The scheme was started on Dec 1 2018, and has so far enrolled only around 7 cr (70 million) farmers against the target of 14 cr.
Part of the reason is the multiple levels of screening and verification involved in selected the beneficiaries.
The latest disbursement data provide further evidence that the scheme is not scaling as expected.
For example, the government set apart Rs 20,000 cr for disbursal under the PM-Kisan scheme for the months of December to March, but the actual disbursement was only Rs 6,005 cr.
Even within this 6,000 cr, 2,222 cr was disbursed to farmers in just one state – Uttar Pradesh. Just three states — Uttar Pradesh, Gujarat and Andhra Pradesh — accounted for more than 57% (Rs 3,432 cr) of the total disbursal. On the other extreme was Karnataka, where farmers got only Rs 3.9 cr during those four months from PM Kisan scheme.
Part of the reason may have been politics.
The PM Kisan scheme was considered a pre-poll sop announced by the center designed to increase the ruling BJP government’s appeal among the small farmers and their dependents. As such, states like Karnataka have been less than enthusiastic about implementing it ahead of the elections in April/May.

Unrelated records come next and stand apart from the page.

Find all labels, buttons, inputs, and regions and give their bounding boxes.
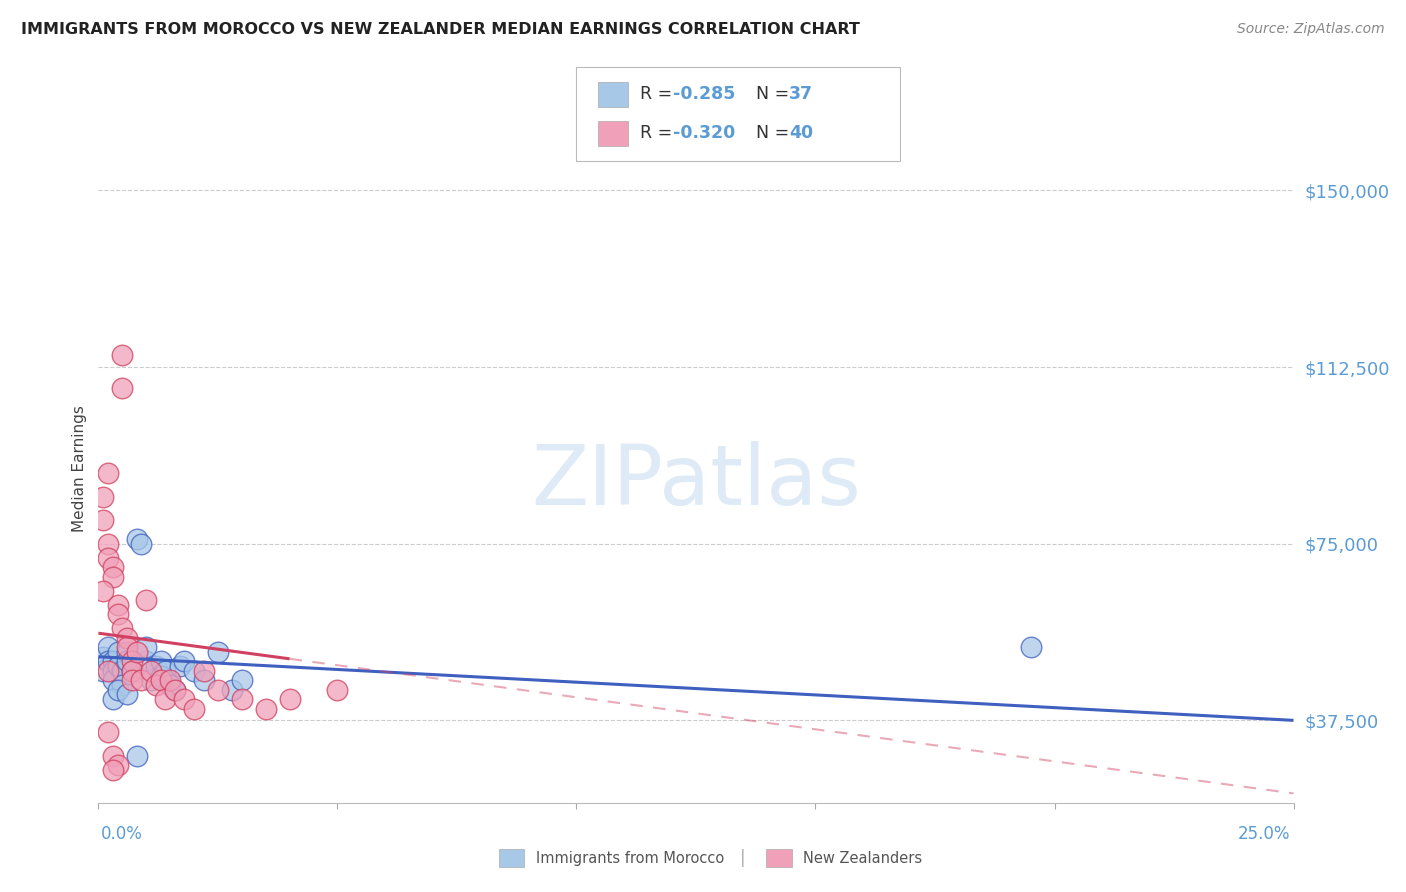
Point <box>125 748 148 763</box>
Text: Source: ZipAtlas.com: Source: ZipAtlas.com <box>1237 22 1385 37</box>
Point <box>131 673 153 688</box>
Point <box>107 682 129 697</box>
Point <box>278 692 301 706</box>
Point <box>169 659 191 673</box>
Point <box>135 640 157 655</box>
Point <box>107 645 129 659</box>
Point <box>107 758 129 772</box>
Text: 0.0%: 0.0% <box>101 825 143 843</box>
Point <box>135 593 157 607</box>
Point <box>107 659 129 673</box>
Point <box>111 622 134 636</box>
Point <box>97 466 120 480</box>
Point <box>91 649 114 664</box>
Point <box>101 655 124 669</box>
Point <box>101 692 124 706</box>
Point <box>193 673 215 688</box>
Point <box>97 655 120 669</box>
Point <box>183 664 205 678</box>
Text: IMMIGRANTS FROM MOROCCO VS NEW ZEALANDER MEDIAN EARNINGS CORRELATION CHART: IMMIGRANTS FROM MOROCCO VS NEW ZEALANDER… <box>21 22 860 37</box>
Point <box>145 659 167 673</box>
Point <box>207 682 229 697</box>
Point <box>97 550 120 565</box>
Point <box>231 673 253 688</box>
Point <box>173 655 195 669</box>
Point <box>173 692 195 706</box>
Point <box>101 748 124 763</box>
Point <box>91 664 114 678</box>
Point <box>107 598 129 612</box>
Point <box>254 701 277 715</box>
Point <box>101 569 124 583</box>
Point <box>155 692 177 706</box>
Point <box>183 701 205 715</box>
Point <box>115 655 138 669</box>
Point <box>111 664 134 678</box>
Point <box>101 664 124 678</box>
Point <box>163 682 186 697</box>
Point <box>107 607 129 622</box>
Point <box>149 668 172 682</box>
Point <box>149 673 172 688</box>
Point <box>111 381 134 395</box>
Text: -0.320: -0.320 <box>673 124 735 142</box>
Point <box>1019 640 1042 655</box>
Text: N =: N = <box>756 86 796 103</box>
Y-axis label: Median Earnings: Median Earnings <box>72 405 87 532</box>
Point <box>131 537 153 551</box>
Text: 25.0%: 25.0% <box>1239 825 1291 843</box>
Point <box>101 560 124 574</box>
Point <box>135 655 157 669</box>
Point <box>139 664 162 678</box>
Point <box>91 513 114 527</box>
Point <box>111 348 134 362</box>
Text: 37: 37 <box>789 86 813 103</box>
Point <box>121 664 143 678</box>
Point <box>91 490 114 504</box>
Point <box>97 640 120 655</box>
Point <box>115 688 138 702</box>
Point <box>121 655 143 669</box>
Point <box>207 645 229 659</box>
Point <box>97 537 120 551</box>
Point <box>231 692 253 706</box>
Text: Immigrants from Morocco: Immigrants from Morocco <box>536 851 724 865</box>
Point <box>193 664 215 678</box>
Text: R =: R = <box>640 86 678 103</box>
Point <box>115 640 138 655</box>
Point <box>91 583 114 598</box>
Point <box>97 664 120 678</box>
Point <box>149 655 172 669</box>
Point <box>326 682 349 697</box>
Point <box>115 645 138 659</box>
Point <box>125 645 148 659</box>
Point <box>111 678 134 692</box>
Text: |: | <box>740 849 745 867</box>
Point <box>159 678 181 692</box>
Point <box>115 631 138 645</box>
Point <box>121 673 143 688</box>
Text: N =: N = <box>756 124 796 142</box>
Point <box>139 673 162 688</box>
Text: New Zealanders: New Zealanders <box>803 851 922 865</box>
Point <box>101 673 124 688</box>
Point <box>163 682 186 697</box>
Point <box>101 763 124 777</box>
Point <box>121 664 143 678</box>
Point <box>221 682 243 697</box>
Text: -0.285: -0.285 <box>673 86 735 103</box>
Point <box>145 678 167 692</box>
Point <box>97 725 120 739</box>
Text: ZIPatlas: ZIPatlas <box>531 442 860 522</box>
Point <box>125 532 148 546</box>
Text: R =: R = <box>640 124 678 142</box>
Text: 40: 40 <box>789 124 813 142</box>
Point <box>155 664 177 678</box>
Point <box>159 673 181 688</box>
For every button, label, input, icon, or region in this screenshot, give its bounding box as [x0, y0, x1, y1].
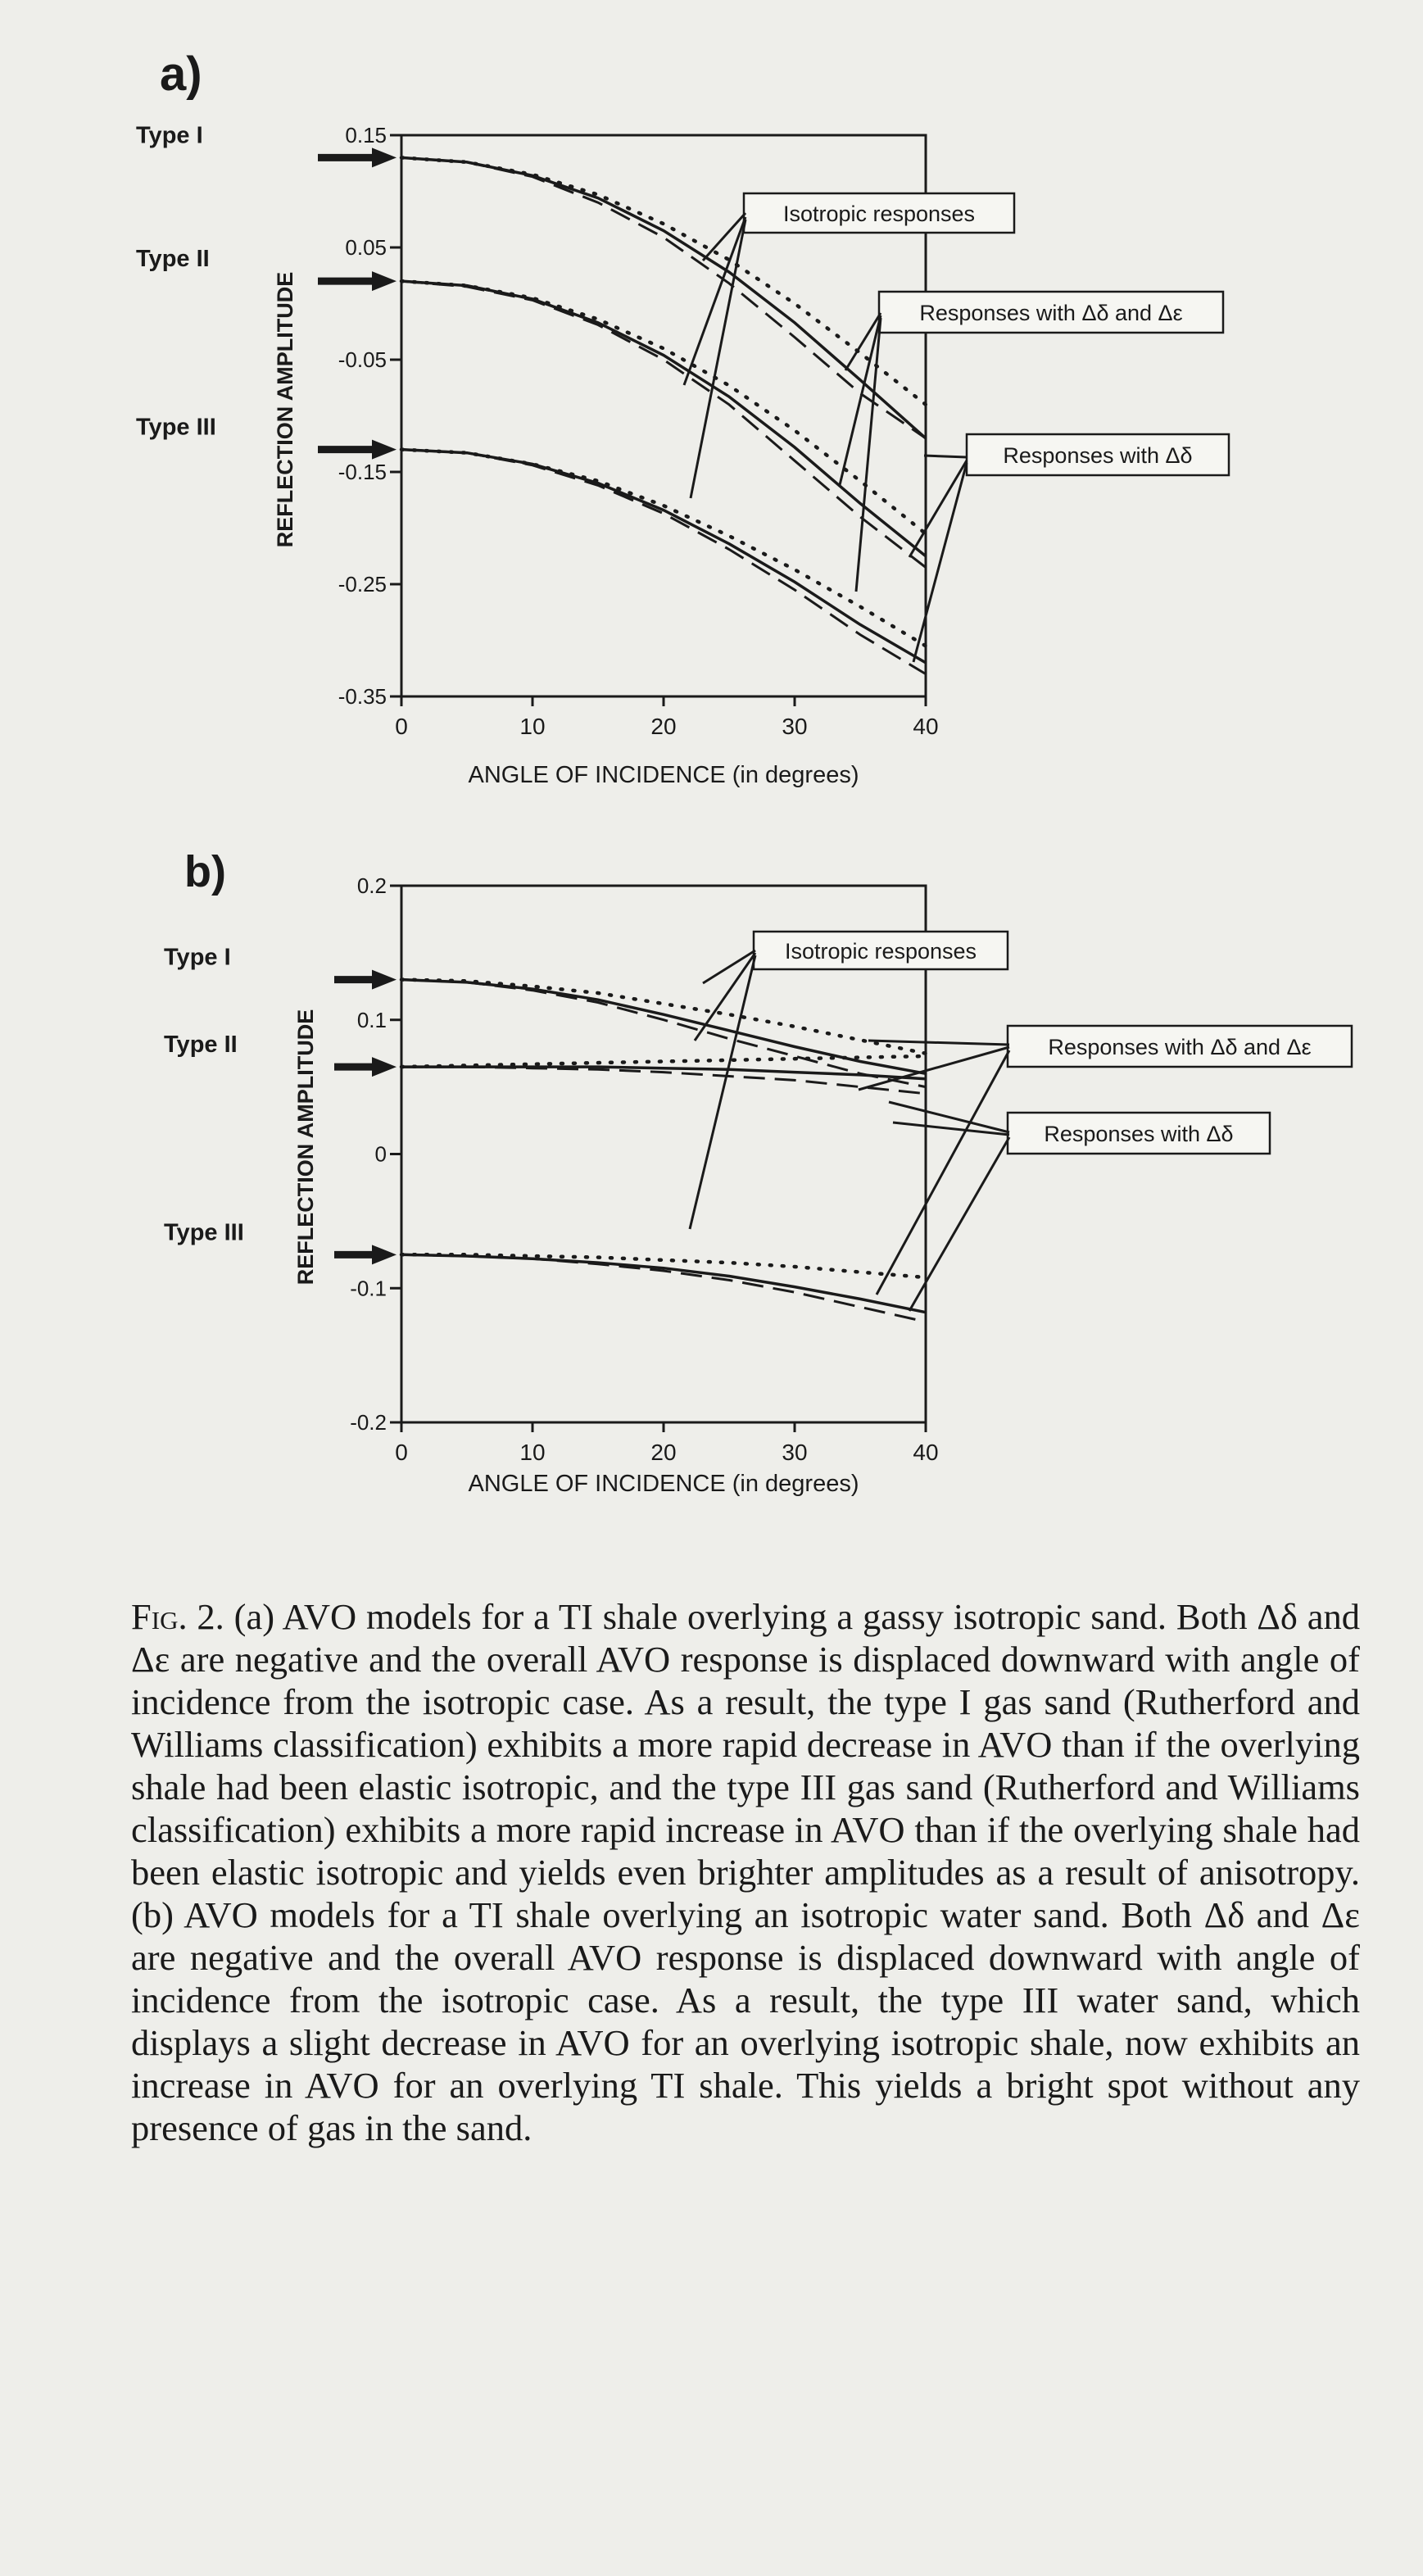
chart-panel-b: b) 0.20.10-0.1-0.2 0 10 20 30 40 Type IType … — [0, 828, 1423, 1524]
x-tick-label: 20 — [650, 714, 676, 739]
arrow-line — [859, 1047, 1009, 1090]
y-axis-label-a: REFLECTION AMPLITUDE — [273, 272, 297, 548]
type-label: Type II — [136, 246, 210, 272]
series-line-isotropic — [401, 281, 926, 533]
x-tick-label: 0 — [395, 714, 408, 739]
type-labels-b: Type I Type II Type III — [164, 945, 397, 1265]
arrow-line — [868, 1041, 1009, 1045]
type-arrow-head — [372, 147, 397, 167]
annotation-dd-b: Responses with Δδ — [1008, 1113, 1270, 1154]
arrow-line — [909, 460, 967, 557]
arrow-line — [913, 463, 967, 662]
x-ticks-b: 0 10 20 30 40 — [395, 1422, 938, 1465]
type-label: Type III — [136, 415, 216, 441]
type-arrow-head — [372, 1245, 397, 1264]
x-tick-label: 30 — [782, 714, 807, 739]
series-line-delta-delta-epsilon — [401, 1254, 926, 1322]
x-tick-label: 10 — [519, 714, 545, 739]
y-ticks-b: 0.2 0.1 0 -0.1 -0.2 — [350, 873, 401, 1435]
annotation-text: Responses with Δδ — [1044, 1122, 1233, 1146]
type-arrow-head — [372, 440, 397, 460]
annotation-text: Isotropic responses — [785, 939, 977, 964]
annotation-text: Responses with Δδ — [1003, 443, 1192, 468]
x-tick-label: 0 — [395, 1440, 408, 1465]
caption-label: Fig. 2. — [131, 1596, 224, 1637]
annotation-text: Responses with Δδ and Δε — [1048, 1035, 1311, 1059]
y-tick-label: 0 — [375, 1142, 387, 1167]
panel-label-b: b) — [184, 847, 226, 896]
arrow-line — [840, 315, 881, 485]
chart-panel-a: a) 0.15 0.05 -0.05 -0.15 -0.25 -0.35 0 10 20 30 4… — [0, 0, 1423, 819]
series-line-delta-delta-epsilon — [401, 450, 926, 674]
y-tick-label: 0.05 — [345, 235, 387, 260]
y-tick-label: -0.35 — [338, 684, 387, 709]
series-line-isotropic — [401, 980, 926, 1054]
annotation-dd-a: Responses with Δδ — [967, 434, 1229, 475]
x-axis-label-b: ANGLE OF INCIDENCE (in degrees) — [468, 1471, 859, 1497]
panel-label-a: a) — [160, 48, 202, 101]
series-line-delta-delta — [401, 980, 926, 1074]
arrow-line — [909, 1137, 1009, 1311]
x-tick-label: 30 — [782, 1440, 807, 1465]
annotation-arrows-b — [690, 950, 1009, 1311]
x-tick-label: 10 — [519, 1440, 545, 1465]
y-tick-label: 0.15 — [345, 123, 387, 147]
series-line-isotropic — [401, 1254, 926, 1277]
y-tick-label: 0.1 — [357, 1008, 387, 1032]
y-tick-label: -0.2 — [350, 1410, 387, 1435]
annotation-dd-de-b: Responses with Δδ and Δε — [1008, 1026, 1352, 1067]
x-tick-label: 40 — [913, 714, 938, 739]
y-axis-label-b: REFLECTION AMPLITUDE — [293, 1009, 318, 1286]
annotation-isotropic-b: Isotropic responses — [754, 932, 1008, 969]
type-label: Type II — [164, 1032, 238, 1058]
x-ticks-a: 0 10 20 30 40 — [395, 696, 938, 739]
type-label: Type I — [164, 945, 231, 971]
series-line-delta-delta — [401, 450, 926, 663]
x-tick-label: 20 — [650, 1440, 676, 1465]
y-tick-label: -0.15 — [338, 460, 387, 484]
type-labels-a: Type I Type II Type III — [136, 122, 397, 459]
arrow-line — [690, 955, 755, 1229]
series-b — [401, 980, 926, 1322]
annotation-text: Responses with Δδ and Δε — [919, 301, 1182, 325]
type-label: Type III — [164, 1219, 244, 1245]
arrow-line — [684, 217, 745, 385]
y-tick-label: -0.1 — [350, 1276, 387, 1300]
annotation-text: Isotropic responses — [783, 202, 975, 226]
figure-caption: Fig. 2. (a) AVO models for a TI shale ov… — [131, 1595, 1360, 2149]
y-ticks-a: 0.15 0.05 -0.05 -0.15 -0.25 -0.35 — [338, 123, 401, 709]
series-line-delta-delta-epsilon — [401, 281, 926, 567]
type-arrow-head — [372, 970, 397, 990]
annotation-dd-de-a: Responses with Δδ and Δε — [879, 292, 1223, 333]
series-line-delta-delta-epsilon — [401, 980, 926, 1087]
arrow-line — [924, 456, 967, 457]
caption-text: (a) AVO models for a TI shale overlying … — [131, 1596, 1360, 2148]
arrow-line — [703, 950, 755, 983]
annotation-isotropic-a: Isotropic responses — [744, 193, 1014, 233]
series-line-isotropic — [401, 1056, 926, 1067]
series-line-delta-delta — [401, 281, 926, 556]
y-tick-label: -0.05 — [338, 347, 387, 372]
series-a — [401, 157, 926, 673]
y-tick-label: 0.2 — [357, 873, 387, 898]
x-axis-label-a: ANGLE OF INCIDENCE (in degrees) — [468, 762, 859, 788]
type-label: Type I — [136, 122, 203, 148]
x-tick-label: 40 — [913, 1440, 938, 1465]
type-arrow-head — [372, 271, 397, 291]
type-arrow-head — [372, 1057, 397, 1077]
y-tick-label: -0.25 — [338, 572, 387, 596]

“The onus lies with the State/UTs Governments to identify the beneficiaries and upload their details thereof on PM-KISAN portal,” said Agriculture minister Narendra Singh Tomar.
However, the pace of additions have picked up in the current financial year, though they are nowhere near the numbers that were projected at the beginning.
The government set apart Rs 75,000 cr for disbursal this year. However, with almost 9 months gone, only 29,877 cr has been disbursed yet.
On a positive note, the regional imbalances in the disbursal have largely disappeared.
Even though Uttar Pradesh still accounts for 22.6% of the total money sent to farmers during the current financial year so far, states like Karnataka have also started getting their act together.
The southern state accounted for 1,695 cr, or about 5.7%, of the total disbursal under the scheme this year.
Maharashtra was at No.2 with 2,736 cr, while Congress-ruled Rajasthan was at No.3 with Rs 2,269 cr.
Though called PM Kisan, it is largely meant as a sort of income guarantee scheme for anyone with even a small plot of land.
As long as the applicant has a piece of land and has not paid income tax nor received pension or salary from the government or a government organization, he or she can expect to get Rs 6,000 per year in the form of agricultural pension under the scheme.
Eager to increase enrollments, the government even removed the 5-acre upper limit on the size of the landholding for beneficiaries under this scheme, in June this year.
Tomar, however, said applications can be rejected even at the level of the bank, if the submitted data fails to match with what the banks have on their records.
To improve the pace of sign ups, the government has now allowed ‘farmers’ to apply directly for inclusion in PM-Kisan by visiting any Common Service Center — a kind of e-kiosk established under an earlier e-governance initiative by the government.
They can also register online on the project website by submitting their Aadhaar number, bank account number and mobile number.